Overview
Multicenter, open label, three-arm randomized trial to assess the effect of helmet noninvasive ventilation vs. helmet continuous positive airway pressure vs. high-flow nasal oxygen on the rate of endotracheal intubation of patients with acute moderate-to-severe hypoxemic respiratory failure
Description
The optimal initial management of acute hypoxemic respiratory failure is uncertain. Helmet noninvasive ventilation and high-flow nasal oxygen appear as the most promising techniques in this setting. Recently, the first head-to-head randomized trial compared first-line continuous treatment with helmet pressure support ventilation with specific settings (PEEP=12 cmH2O pressure and pressure support=10-12 cmH2O) vs. high-flow nasal oxygen alone in patients with moderate-to-severe hypoxemic respiratory failure. Results showed no significant inter-group difference in the days free of respiratory support at 28 days, but lower intubation rate and increased 28-day invasive ventilation-free days in the helmet group. Use of helmet noninvasive ventilation is less frequent than use of helmet continuous positive airway pressure, which is simpler to use.

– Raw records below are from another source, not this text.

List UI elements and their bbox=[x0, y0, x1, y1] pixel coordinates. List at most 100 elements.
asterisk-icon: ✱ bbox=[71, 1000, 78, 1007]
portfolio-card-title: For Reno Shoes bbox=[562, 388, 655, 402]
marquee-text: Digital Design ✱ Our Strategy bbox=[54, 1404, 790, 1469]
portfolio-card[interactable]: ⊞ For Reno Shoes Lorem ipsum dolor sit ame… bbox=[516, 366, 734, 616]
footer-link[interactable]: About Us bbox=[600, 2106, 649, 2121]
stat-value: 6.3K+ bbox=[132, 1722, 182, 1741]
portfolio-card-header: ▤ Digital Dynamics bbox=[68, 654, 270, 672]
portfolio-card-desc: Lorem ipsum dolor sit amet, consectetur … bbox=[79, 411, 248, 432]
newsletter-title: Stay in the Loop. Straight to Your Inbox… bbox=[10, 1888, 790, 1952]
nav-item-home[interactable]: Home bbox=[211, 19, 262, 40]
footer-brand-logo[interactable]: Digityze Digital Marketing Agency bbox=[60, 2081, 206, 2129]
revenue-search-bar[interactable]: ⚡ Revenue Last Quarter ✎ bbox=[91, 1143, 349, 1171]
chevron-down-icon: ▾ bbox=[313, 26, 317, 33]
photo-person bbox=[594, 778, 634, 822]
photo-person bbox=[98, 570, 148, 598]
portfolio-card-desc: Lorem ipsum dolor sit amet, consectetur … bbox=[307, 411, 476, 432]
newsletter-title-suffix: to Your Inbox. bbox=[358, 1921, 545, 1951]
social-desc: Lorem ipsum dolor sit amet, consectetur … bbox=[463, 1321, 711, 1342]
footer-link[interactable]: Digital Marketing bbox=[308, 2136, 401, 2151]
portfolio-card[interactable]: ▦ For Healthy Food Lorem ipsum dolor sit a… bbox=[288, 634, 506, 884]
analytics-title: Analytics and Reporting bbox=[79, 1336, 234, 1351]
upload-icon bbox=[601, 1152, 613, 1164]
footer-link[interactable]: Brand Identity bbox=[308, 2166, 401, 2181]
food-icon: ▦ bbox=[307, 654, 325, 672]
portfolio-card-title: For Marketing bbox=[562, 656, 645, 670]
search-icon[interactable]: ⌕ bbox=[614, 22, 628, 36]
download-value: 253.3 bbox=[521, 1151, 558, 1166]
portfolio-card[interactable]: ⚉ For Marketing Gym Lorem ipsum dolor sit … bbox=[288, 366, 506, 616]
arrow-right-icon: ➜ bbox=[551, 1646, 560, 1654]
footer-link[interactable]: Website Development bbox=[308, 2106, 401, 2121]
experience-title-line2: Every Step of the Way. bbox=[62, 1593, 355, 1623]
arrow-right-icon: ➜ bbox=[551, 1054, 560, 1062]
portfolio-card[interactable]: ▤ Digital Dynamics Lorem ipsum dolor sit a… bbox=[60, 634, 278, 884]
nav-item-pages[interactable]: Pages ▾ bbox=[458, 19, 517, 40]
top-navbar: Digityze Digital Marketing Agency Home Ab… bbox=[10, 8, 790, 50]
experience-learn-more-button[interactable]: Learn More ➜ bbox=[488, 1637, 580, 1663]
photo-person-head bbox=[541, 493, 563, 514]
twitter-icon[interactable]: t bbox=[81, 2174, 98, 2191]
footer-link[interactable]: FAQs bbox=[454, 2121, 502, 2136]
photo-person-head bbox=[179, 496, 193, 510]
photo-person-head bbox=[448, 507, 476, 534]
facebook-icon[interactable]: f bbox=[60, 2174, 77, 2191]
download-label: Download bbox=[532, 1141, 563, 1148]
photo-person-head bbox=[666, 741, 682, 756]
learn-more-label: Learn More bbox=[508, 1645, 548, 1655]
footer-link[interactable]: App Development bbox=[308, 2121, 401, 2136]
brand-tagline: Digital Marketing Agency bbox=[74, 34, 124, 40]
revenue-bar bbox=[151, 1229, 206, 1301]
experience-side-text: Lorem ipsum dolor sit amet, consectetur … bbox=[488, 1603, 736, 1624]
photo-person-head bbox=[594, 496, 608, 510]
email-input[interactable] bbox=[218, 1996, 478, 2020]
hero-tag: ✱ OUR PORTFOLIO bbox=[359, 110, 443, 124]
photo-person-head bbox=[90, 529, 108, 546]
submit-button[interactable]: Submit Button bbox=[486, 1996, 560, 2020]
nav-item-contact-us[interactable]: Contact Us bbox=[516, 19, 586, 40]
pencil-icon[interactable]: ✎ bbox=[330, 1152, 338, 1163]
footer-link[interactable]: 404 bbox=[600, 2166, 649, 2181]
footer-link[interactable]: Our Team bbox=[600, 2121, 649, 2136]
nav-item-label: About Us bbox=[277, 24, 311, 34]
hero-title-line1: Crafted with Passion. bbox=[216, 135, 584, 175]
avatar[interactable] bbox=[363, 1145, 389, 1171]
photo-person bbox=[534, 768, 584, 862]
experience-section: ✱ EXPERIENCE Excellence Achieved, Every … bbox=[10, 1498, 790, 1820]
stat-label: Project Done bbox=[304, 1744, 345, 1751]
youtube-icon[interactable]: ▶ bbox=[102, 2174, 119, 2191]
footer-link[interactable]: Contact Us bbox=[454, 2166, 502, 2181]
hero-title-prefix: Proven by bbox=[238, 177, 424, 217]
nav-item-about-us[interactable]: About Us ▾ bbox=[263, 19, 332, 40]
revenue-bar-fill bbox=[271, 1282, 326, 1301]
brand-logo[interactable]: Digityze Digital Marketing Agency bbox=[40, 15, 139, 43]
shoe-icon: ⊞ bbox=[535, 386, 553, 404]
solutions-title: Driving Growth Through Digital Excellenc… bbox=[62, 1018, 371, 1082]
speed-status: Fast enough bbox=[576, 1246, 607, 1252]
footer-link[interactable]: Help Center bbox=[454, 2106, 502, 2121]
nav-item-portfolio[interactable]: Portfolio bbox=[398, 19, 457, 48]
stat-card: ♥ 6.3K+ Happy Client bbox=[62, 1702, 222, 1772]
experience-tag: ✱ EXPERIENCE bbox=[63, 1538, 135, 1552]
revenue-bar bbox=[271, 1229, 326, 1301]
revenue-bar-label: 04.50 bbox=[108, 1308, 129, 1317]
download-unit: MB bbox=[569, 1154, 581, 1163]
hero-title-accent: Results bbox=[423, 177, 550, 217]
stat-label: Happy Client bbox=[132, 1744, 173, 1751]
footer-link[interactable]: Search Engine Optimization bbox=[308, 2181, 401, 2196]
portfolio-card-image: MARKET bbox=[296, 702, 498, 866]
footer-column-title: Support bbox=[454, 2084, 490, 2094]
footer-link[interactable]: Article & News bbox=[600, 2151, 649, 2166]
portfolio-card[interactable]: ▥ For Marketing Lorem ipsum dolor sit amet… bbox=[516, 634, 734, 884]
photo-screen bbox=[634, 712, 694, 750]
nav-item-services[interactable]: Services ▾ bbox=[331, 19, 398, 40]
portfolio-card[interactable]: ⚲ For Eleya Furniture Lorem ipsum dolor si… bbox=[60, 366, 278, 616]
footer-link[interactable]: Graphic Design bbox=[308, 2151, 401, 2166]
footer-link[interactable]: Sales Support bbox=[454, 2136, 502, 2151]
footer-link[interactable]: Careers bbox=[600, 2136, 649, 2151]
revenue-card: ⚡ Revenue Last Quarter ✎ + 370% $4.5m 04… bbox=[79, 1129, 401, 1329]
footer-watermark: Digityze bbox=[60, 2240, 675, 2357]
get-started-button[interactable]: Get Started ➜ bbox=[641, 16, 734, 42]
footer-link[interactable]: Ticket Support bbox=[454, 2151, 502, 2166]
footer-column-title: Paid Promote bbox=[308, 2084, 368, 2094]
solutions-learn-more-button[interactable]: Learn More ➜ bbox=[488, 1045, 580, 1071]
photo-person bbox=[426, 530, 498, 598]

The investigators designed an open-label, multicentre randomized trial to assess the effect of helmet pressure support ventilation and continuous airway pressure as compared to high-flow nasal oxygen on the intubation rate of patients with moderate-to-severe hypoxemic respiratory failure in the intensive care unit.
Eligibility
Inclusion Criteria:
- Acute symptoms of respiratory failure PaO2/FiO2 ratio ≤ 200; PaCO2≤45mmHg; Absence of history of chronic respiratory failure or moderate to severe cardiac insufficiency (NYHA>2 or left ventricular ejection fraction<50%); Informed consent
Patients that have already received NIV, CPAP continuously for more than 24 hours before the screening visit will be excluded. Other Exclusion Criteria: - Pregnancy; - Exacerbation of asthma or chronic obstructive pulmonary disease; - Hypercapnia (PaCO2>45 mmHg) with or without respiratory acidosis; - More than 2 organ failures, including the lung. - Documented pneumothorax; - Clinical diagnosis of Cardiogenic pulmonary edema; - Haemodynamic instability (Systolic blood pressure<90 mmHg or mean arterial pressure<65mmHg) and/or lactic acidosis (lactate>5 mmol/L) and/or clinically diagnosed Shock requiring administration of vasoactive agents (norepinephrine>0.1 mcg/Kg/min); - Metabolic Acidosis (pH <7.30 with normal- or hypo-carbia); - Chronic kidney failure requiring dialysis before ICU admission; - Chronic hypoxemic respiratory failure requiring long-term oxygen therapy; - Altered neurological status that requires immediate intubation and/or making the patient uncooperative; - Urgent need for endotracheal intubation, according to the decision of the attending physician; - Do not intubate order; - Decision of withdrawal of life-sustaining therapy; - Thoracic or abdominal surgery in the previous 7 days; - Any condition that makes the patient very likely to require endotracheal intubation due to a reason different from respiratory failure; - Recent head surgery or anatomy that prevent the application of helmet or HFNC to patient's face.